Pronto, la auxiliaron los leñadores abriendo el lobo en dos; y así pudo salir también la abuelita, que estaba igualmente viva, aunque desmayada del susto.

Cuando horas después apareció la mamá tal como lo había prometido, caperucita llorando amargamente, confesó su desobediencia y las terribles consecuencias que de ellas habían derivado. Por no haber seguido el camino del medio más polvoriento, por más seguro como mamá le había indicado, tropezó con el lobo y por haberle contado a ese desconocido, la enfermedad de su abuelita y donde vivía; por todas esas desobediencias fue devorada. Y hubiera muerto, al no haber la Divina Providencia, dispuesto la asistencia de esos dos leñadores.

Caperucita se quedó viviendo con su abuelita, hasta que esta estuvo completamente restablecida. A menudo pensaba en todo lo que por su desobediencia la había pasado y prometía a su mamá seguir en adelante sus consejos con fidelidad. Y así sucedido, en efecto, no se contentó con las promesas y lo que cambió completamente y se convirtió en, una niña atenta, seria y obediente.

Después de un tiempo de lo ocurrido, solicitó y obtuvo de su mamá la autorización para ir con una amiga a pasear por el bosque. Se acordaba mucho el corderito y quería dar en su casa una agradable sorpresa. Con ánimo y decisión se introdujo en el bosque y llevó a su compañera a través de montes y valles, como si siempre hubiera vivido por aquellas soledades. Sin pérdida de tiempo, se presentaron bien pronto en la choza de los pastores. Apenas la divisó el perro, cesó de ladrar y se acercó a ellas contento por haber encontrado de nuevo a su amiguita.
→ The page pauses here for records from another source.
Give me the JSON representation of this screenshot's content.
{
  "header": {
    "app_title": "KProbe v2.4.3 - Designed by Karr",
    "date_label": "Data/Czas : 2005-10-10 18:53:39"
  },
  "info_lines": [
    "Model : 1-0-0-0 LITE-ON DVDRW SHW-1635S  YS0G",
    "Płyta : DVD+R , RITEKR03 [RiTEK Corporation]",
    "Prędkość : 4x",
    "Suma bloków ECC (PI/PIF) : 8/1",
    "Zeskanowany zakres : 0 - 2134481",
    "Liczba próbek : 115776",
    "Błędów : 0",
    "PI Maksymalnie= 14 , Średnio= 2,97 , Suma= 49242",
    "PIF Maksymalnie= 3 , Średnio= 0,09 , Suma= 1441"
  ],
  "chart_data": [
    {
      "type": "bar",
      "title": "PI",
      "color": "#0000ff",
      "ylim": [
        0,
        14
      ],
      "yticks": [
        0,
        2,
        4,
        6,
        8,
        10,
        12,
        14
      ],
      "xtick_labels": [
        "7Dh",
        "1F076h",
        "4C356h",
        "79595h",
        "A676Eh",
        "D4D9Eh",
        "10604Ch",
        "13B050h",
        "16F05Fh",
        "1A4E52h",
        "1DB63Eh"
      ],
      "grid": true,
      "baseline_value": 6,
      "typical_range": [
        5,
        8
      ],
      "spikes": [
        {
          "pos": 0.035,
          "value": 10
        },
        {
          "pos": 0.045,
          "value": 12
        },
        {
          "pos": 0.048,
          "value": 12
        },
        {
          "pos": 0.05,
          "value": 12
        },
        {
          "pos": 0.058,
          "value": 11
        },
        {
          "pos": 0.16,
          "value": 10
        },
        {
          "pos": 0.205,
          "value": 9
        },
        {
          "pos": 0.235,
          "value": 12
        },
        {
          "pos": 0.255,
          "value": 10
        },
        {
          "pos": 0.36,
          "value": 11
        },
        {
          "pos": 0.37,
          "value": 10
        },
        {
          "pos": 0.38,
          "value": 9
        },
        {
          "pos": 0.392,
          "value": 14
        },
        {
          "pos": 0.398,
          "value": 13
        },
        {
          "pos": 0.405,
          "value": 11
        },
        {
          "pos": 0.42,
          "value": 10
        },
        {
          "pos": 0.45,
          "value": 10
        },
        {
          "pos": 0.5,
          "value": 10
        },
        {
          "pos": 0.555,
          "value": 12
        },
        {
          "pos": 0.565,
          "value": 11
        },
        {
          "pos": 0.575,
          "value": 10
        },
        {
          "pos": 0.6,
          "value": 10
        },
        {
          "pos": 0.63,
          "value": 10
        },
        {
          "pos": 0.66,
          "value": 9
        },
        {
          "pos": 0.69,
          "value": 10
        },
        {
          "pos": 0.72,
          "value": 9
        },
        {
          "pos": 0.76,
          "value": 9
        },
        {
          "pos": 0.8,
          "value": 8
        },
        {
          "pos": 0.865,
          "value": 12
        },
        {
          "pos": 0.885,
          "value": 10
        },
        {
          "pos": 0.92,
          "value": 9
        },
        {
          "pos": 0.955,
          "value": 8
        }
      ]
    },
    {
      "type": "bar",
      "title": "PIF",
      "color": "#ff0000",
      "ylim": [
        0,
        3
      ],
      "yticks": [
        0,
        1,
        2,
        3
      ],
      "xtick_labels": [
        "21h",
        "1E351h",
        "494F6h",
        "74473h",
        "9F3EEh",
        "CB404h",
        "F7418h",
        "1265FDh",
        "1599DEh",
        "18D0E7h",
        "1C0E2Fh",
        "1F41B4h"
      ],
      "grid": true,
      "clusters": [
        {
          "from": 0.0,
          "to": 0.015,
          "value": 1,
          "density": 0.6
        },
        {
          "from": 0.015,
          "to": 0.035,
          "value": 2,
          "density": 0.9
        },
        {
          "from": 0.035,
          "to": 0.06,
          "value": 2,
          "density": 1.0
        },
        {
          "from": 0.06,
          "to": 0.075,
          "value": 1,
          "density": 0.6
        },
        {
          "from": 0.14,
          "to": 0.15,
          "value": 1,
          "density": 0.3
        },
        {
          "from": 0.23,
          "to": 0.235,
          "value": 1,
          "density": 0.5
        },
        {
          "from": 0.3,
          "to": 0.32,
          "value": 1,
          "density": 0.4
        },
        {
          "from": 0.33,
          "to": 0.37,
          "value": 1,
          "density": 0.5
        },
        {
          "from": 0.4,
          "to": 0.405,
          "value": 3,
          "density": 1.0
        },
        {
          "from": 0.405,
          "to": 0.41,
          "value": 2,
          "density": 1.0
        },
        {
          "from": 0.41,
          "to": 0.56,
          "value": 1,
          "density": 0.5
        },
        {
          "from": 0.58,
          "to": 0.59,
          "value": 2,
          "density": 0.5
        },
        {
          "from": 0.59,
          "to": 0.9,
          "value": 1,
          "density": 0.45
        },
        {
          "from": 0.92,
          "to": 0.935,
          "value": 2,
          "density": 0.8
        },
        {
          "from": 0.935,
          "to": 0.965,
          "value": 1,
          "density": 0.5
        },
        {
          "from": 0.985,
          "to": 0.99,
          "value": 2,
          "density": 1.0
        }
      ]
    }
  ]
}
Caperucita vio que salía humo de la chimenea, lo cual se alegró mucho, pues era señal segura de que estaba el dueño y podría hablar con él. Y así sucedió, porque apenas el pastor oyó hablar de las niñas, salió la puerta y las invitó a pasar con mucha amabilidad. Ellas aceptaron complacidas. Y ya en la humilde choza merendaron con él y oyeron interesantísimas historias de su vida por aquellos parajes. En el momento oportuno, Caperucita aprovechó para contar sus propias aventuras y concluyó pidiéndole el lindo corderito de la cintita roja El pastor y la escuchó con interés y éxito de buen grado hacerle el obsequio. Y fue más allá de su generosidad, pues regaló además a las niñas, sendos quesos que él mismo había fabricado. Caperucita se echó el cordero al hombro y muy contenta, llegó a su casa, siendo su presencia motivo de grande alegría para todos. Era el premio por su obediencia.